= World IPv6 Day and World IPv6 Launch Day =

Technology events in 2011 and 2012

World IPv6 Launch Day logo

World IPv6 Day was a technical testing and publicity event in 2011 sponsored and organized by the Internet Society and several large Internet content services to test and promote public IPv6 deployment. Following the success of the 2011 test day, the Internet Society carried out a World IPv6 Launch day on June 6, 2012 which, instead of just a test day, was planned to permanently enable IPv6 for the products and services of the participants.

==World IPv6 Day==

World IPv6 Day was announced on January 12, 2011 with five anchoring companies: Facebook, Google, Yahoo, Akamai Technologies, and Limelight Networks. The event started at 00:00 UTC on June 8, 2011 and ended at 23:59 the same day. The main motivation for the event was to evaluate the real world effects of the IPv6 brokenness as seen by various synthetic tests. To this end, during World IPv6 Day major web companies and other industry players enabled IPv6 on their main websites for 24 hours. An additional goal was to motivate organizations across the industry – Internet service providers, hardware makers, operating system vendors and web companies – to prepare their services for IPv6, so as to ensure a successful transition from IPv4 as address space runs out.

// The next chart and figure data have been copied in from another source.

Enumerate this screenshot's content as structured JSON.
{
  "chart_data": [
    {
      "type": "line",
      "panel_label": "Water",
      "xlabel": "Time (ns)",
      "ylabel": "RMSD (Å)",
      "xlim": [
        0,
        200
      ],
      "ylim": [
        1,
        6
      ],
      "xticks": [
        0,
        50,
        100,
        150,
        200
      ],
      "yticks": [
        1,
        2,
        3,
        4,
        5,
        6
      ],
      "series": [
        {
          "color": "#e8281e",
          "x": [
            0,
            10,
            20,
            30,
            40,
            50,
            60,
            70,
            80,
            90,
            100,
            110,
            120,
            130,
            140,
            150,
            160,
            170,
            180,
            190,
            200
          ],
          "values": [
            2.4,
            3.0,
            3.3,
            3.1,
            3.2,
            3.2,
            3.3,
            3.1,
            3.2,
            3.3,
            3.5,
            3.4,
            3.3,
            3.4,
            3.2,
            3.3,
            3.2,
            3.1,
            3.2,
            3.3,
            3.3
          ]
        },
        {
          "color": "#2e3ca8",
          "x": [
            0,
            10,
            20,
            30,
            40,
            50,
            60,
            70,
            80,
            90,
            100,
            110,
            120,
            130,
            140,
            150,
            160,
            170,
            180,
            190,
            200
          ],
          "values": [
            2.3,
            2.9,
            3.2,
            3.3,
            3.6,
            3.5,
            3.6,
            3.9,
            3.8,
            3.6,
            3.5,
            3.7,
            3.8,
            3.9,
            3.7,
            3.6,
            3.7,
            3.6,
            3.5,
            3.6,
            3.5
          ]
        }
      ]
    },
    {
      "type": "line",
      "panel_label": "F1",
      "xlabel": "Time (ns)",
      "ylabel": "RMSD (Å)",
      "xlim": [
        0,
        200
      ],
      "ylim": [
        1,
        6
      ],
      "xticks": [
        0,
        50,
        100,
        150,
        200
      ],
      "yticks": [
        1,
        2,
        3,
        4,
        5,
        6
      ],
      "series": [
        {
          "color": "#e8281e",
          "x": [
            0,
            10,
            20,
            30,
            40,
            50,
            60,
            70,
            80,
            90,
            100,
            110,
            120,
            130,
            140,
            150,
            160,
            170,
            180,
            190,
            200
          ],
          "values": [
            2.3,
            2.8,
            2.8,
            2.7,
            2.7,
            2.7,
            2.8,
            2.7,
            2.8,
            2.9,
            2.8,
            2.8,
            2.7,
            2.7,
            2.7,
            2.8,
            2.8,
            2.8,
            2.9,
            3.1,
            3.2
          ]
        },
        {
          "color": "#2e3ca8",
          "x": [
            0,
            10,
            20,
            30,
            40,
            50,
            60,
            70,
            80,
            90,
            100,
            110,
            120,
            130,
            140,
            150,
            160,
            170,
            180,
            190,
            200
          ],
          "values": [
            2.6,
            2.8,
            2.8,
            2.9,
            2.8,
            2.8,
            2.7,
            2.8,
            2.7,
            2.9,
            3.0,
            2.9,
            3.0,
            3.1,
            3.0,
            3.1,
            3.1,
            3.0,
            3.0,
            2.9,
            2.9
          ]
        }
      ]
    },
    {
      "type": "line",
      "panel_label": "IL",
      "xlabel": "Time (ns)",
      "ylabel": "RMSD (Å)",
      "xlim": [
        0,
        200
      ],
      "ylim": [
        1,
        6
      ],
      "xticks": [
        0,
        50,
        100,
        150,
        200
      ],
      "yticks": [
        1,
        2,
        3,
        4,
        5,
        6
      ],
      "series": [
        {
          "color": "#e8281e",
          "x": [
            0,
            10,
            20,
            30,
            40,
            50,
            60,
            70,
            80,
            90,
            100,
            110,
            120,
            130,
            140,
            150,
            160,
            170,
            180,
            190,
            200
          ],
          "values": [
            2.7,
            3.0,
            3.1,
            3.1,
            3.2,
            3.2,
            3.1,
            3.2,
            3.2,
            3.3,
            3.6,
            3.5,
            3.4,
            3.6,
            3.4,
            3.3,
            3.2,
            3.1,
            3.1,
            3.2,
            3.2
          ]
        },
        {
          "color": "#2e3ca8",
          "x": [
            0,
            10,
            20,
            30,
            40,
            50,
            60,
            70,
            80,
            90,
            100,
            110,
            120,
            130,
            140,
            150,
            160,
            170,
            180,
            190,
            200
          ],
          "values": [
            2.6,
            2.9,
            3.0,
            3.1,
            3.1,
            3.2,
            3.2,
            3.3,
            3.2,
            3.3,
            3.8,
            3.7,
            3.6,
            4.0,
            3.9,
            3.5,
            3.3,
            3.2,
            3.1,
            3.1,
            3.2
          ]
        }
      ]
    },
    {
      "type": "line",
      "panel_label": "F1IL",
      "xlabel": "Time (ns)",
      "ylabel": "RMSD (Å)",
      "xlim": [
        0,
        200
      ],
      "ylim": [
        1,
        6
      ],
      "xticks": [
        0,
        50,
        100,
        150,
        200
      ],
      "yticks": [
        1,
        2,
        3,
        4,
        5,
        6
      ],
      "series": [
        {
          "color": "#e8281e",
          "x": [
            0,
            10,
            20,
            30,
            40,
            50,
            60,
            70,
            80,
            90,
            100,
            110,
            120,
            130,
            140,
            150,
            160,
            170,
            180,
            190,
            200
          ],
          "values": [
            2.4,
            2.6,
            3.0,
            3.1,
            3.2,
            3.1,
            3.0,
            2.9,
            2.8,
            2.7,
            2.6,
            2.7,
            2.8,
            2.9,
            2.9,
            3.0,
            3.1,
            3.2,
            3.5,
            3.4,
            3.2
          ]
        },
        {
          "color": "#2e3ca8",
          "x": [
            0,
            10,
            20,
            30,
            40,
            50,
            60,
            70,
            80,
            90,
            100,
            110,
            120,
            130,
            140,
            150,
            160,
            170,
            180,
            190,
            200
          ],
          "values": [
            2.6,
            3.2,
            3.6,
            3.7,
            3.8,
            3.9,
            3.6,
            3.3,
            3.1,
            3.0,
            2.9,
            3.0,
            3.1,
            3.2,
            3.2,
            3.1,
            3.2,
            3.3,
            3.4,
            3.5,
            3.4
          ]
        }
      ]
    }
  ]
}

The test primarily consisted of websites publishing AAAA records, which allow IPv6-capable hosts to connect using IPv6. Although Internet service providers (ISP) have been encouraged to participate, they were not expected to deploy anything active on that day, just increase their readiness to handle support issues. The concept was widely discussed at the 2010 Google IPv6 Conference.

Many companies and organizations participated in the experiment, including the largest search engines, social networking websites and Internet backbone & content distribution networks.

===Participants===
There were more than 400 participants in the original World IPv6 Day. including some of the most heavily accessed destinations on the Internet, content distribution networks, as well as various Internet service and infrastructure providers including: Comcast, Google, Yahoo, Facebook, Yandex YouTube, Akamai Technologies, Limelight Networks, Microsoft, Vonage, AOL, Mapquest, T-Online, Cisco, Juniper Networks, Huawei, the NTP pool, the US Department of Commerce, MasterCard, the BBC, and Telmex.

===Results===

Major carriers measured the percentage of IPv6 traffic of all Internet traffic as increasing from 0.024% to 0.041% with respect to native and tunneled stacks combined.
Most IPv6 traffic in consumer access networks was to Google sites. Demonstrating the need for content sites to adopt IPv6 for success, the biggest increase was actually in 6to4 transitional technologies.
Early results indicated that the day passed according to plan and without significant problems for the participants.

Cisco and Google reported no significant issues during the test. Facebook called the results encouraging, and decided to leave their developer site IPv6-enabled as a result. But the consensus was that more work needed to be done before IPv6 could consistently be applied.

The participants said they would continue to perform detailed analyses of the data. Many participants found it worthwhile to continue to maintain dual-stacks.

==World IPv6 Launch==

Following the success of the original World IPv6 Day, the exercise was repeated on June 6, 2012 as the World IPv6 Launch, this time with the intention of leaving IPv6 permanently enabled on all participating sites. The event was billed as "this time, it's for real".

===Participants===
Participants in the World IPv6 Launch included those from the 2011 test day, and many more, including the Wikimedia Foundation, which permanently enabled IPv6 on its sites, including Wikipedia.

===Results===
According to Alain Fiocco of Cisco, content that currently receives roughly 30% of global World Wide Web IPv4 pageviews should now have become available via IPv6 after World IPv6 Launch Day. IPv6 traffic on AMS-IX rose by 50% on the launch Day, from 2 Gbit/s to 3 Gbit/s. IPv6 traffic on Amsterdam Internet Exchange was measured by ether type distribution as 0.4 percent, while IPv4 was measured as 99.6 percent on average in both daily and weekly graphs.